Aujourd’hui, l’Office central pour la répression de la traite des êtres humains (OCRTEH) estime à environ 30 000 le nombre de personnes prostituées en France.

La prostitution a changé de visage ces dernières années : elle est désormais largement issue des réseaux de traites internationaux : 83% des prostituées en France sont d’origines étrangères. Elles sont soumises à des réseaux proxénètes mafieux qui exercent des pressions, des menaces, des violences et des crimes, sur elles ou sur leurs proches.
La prostitution a des conséquences sanitaires et sociales dramatiques. Victimes de violences graves qui portent atteinte à leur intégrité physique et psychique, le taux de mortalité des personnes prostituées est six fois plus élevé que celui du reste de la population.

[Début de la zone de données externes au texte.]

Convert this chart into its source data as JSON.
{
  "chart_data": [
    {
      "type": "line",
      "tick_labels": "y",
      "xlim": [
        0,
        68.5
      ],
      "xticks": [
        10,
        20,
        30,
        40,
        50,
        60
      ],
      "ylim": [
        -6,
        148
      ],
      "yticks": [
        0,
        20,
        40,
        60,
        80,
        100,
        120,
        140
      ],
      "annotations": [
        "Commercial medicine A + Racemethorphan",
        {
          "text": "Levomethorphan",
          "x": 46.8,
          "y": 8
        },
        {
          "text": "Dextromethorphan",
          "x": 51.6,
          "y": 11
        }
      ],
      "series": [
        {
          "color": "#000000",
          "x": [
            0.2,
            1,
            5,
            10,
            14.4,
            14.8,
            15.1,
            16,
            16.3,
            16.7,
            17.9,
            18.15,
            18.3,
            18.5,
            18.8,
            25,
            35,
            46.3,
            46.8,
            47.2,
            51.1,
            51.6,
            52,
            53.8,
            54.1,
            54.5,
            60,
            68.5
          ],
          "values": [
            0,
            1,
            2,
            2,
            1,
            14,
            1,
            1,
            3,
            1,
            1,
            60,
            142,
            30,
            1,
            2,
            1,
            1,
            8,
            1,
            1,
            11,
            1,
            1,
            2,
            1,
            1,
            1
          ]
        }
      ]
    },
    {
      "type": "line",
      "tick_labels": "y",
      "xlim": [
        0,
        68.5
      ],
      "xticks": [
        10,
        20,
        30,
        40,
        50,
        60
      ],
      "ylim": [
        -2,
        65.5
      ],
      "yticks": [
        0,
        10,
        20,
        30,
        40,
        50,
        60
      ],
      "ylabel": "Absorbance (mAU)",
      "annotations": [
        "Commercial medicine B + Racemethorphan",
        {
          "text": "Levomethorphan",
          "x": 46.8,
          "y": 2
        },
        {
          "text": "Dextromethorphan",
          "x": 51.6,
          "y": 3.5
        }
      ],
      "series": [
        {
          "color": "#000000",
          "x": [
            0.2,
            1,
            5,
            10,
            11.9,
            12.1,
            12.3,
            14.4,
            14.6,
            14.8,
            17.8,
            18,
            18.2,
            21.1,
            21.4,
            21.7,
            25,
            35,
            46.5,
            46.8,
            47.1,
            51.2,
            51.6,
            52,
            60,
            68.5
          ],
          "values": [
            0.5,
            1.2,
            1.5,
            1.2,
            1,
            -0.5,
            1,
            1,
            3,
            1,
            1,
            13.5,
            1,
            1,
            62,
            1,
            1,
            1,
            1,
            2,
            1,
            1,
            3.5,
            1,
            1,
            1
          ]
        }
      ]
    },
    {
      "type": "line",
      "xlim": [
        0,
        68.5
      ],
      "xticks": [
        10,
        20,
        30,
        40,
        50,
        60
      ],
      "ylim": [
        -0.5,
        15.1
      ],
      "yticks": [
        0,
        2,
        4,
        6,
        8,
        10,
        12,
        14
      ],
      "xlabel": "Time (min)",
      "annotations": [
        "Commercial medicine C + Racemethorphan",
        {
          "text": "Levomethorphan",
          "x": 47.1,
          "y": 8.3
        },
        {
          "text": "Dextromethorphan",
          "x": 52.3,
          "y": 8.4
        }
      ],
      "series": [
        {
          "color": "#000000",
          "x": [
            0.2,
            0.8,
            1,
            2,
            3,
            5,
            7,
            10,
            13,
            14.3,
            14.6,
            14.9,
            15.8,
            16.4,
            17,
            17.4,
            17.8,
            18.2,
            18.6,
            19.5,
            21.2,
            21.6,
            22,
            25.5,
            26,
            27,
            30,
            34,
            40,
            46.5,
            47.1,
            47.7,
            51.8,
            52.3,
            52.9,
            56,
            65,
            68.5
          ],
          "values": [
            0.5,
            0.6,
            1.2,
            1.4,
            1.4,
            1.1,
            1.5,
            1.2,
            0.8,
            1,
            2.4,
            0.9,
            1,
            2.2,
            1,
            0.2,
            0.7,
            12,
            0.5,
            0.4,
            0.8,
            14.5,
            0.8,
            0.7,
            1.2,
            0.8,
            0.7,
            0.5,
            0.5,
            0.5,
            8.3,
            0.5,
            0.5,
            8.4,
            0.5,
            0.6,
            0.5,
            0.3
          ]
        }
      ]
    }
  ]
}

Selon une étude de l’Observatoire des drogues et de la toxicomanie publiée en 2004, l’usage de l’alcool et de produits stupéfiants est fréquent dans le milieu de la prostitution. Les drogues apparaissent souvent comme l’unique moyen de « tenir » dans un univers anxiogène et violent.

Le territoire ardennais est lui aussi touché par la prostitution.
Au sein du département, la prostitution est souvent considérée comme une activité occasionnelle apportant un complément indispensable de revenus pour les personnes qui la pratiquent. Il n’existe pas de lieux précisément identifiables de prostitution, il s’agit plus généralement du domicile, des zones fontalières, d’hôtels et bien souvent les prises de contact se font par le biais d’internet.

Une association ardennaise assure un rôle d’information auprès des personnes prostituées du département, en les conseillant et les orientant vers des structures spécialisées. Cette association, le CAARUD (format pdf - 54.7 ko - 07/05/2015) , gérée par l’association SOS Hépatites (format pdf - 50.3 ko - 07/05/2015) met notamment en place deux structures médico-sociales et un campig-car dont les buts sont de :

  • rencontrer les personnes prostituées, les orienter, les conseiller, les soutenir ;
  • mettre en place des accompagnements vers le dépistage du VIH, des hépatites et des IST (infections sexuellement transmissibles) ;
  • mettre à disposition du matériel de réduction des risques (préservatifs masculins, préservatifs féminins, gel lubrifiants, éponge vaginales, kits d’injection, kits bases…).